Personal information
- Born: 5 April 1991 (age 35) Ganja, Azerbaijan SSR, Soviet Union

Chess career
- Country: Azerbaijan
- Title: Grandmaster (2011)
- FIDE rating: 2538 (July 2026)
- Peak rating: 2560 (October 2023)

= Vugar Rasulov =

Azerbaijani chess grandmaster (born 1991)

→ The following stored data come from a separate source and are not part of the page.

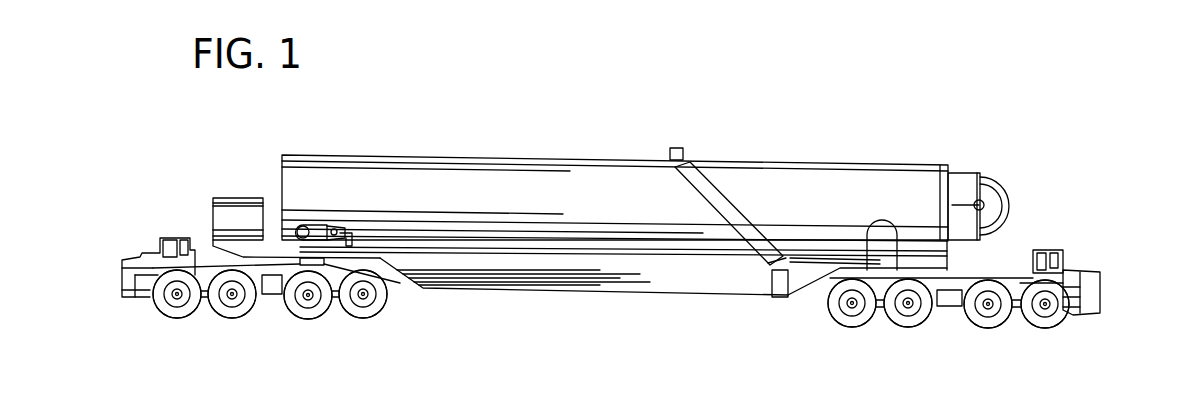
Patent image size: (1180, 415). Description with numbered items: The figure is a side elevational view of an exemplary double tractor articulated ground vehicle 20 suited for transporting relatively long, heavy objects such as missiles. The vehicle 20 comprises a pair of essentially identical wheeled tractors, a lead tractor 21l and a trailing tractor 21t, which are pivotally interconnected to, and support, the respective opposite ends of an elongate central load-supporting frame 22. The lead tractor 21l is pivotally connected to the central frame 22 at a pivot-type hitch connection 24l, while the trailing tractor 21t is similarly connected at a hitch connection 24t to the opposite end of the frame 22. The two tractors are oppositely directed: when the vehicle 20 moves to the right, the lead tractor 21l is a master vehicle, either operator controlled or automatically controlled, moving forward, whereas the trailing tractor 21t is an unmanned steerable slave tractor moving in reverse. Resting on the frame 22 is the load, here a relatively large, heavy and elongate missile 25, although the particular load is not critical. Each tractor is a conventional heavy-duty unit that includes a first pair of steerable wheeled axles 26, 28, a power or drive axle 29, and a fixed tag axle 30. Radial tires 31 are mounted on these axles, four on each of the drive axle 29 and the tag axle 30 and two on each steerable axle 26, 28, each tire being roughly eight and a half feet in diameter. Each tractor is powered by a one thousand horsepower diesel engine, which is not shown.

The double tractor articulated ground vehicle 20 is at (611, 255).
The trailing tractor 21t is at (146, 244).
The lead tractor 21l is at (1069, 256).
The central load-supporting frame 22 is at (630, 282).
The hitch connection 24t is at (317, 260).
The hitch connection 24l is at (884, 222).
The missile 25 is at (538, 163).
The steerable wheeled axle 26 is at (172, 297).
The steerable wheeled axle 28 is at (230, 314).
The power axle 29 is at (303, 306).
The fixed tag axle 30 is at (383, 307).
The radial tire 31 is at (308, 316).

Vugar Rasulov (Vüqar Rəsulov; born 5 April 1991) is an Azerbaijani chess Grandmaster.

==Biography==
Vugar Rasulov repeatedly represented Azerbaijan at the European Youth Chess Championships and World Youth Chess Championships in different age groups, where he won two medals: gold (in 2007, at the European Youth Chess Championship in the U16 age group) and bronze (in 2006, at the European Youth Chess Championship in the U16 age group). In 2006, he played for Azerbaijan in World Youth U16 Chess Olympiad. Vugar Rasulov is multiple winner of Azerbaijani Youth Chess Championships in different age groups, including two consecutive winners in U20 age group (2010, 2011). In 2009, he shared third place in Azerbaijani Chess Championship.

Vugar Rasulov is winner of many international chess tournaments, including winning or first prize in Isfahan (2011), and in Çanakkale chess festival Troya Festival (2014).

In 2009, he was awarded the FIDE International Master (IM) title and received the FIDE Grandmaster (GM) title two years later.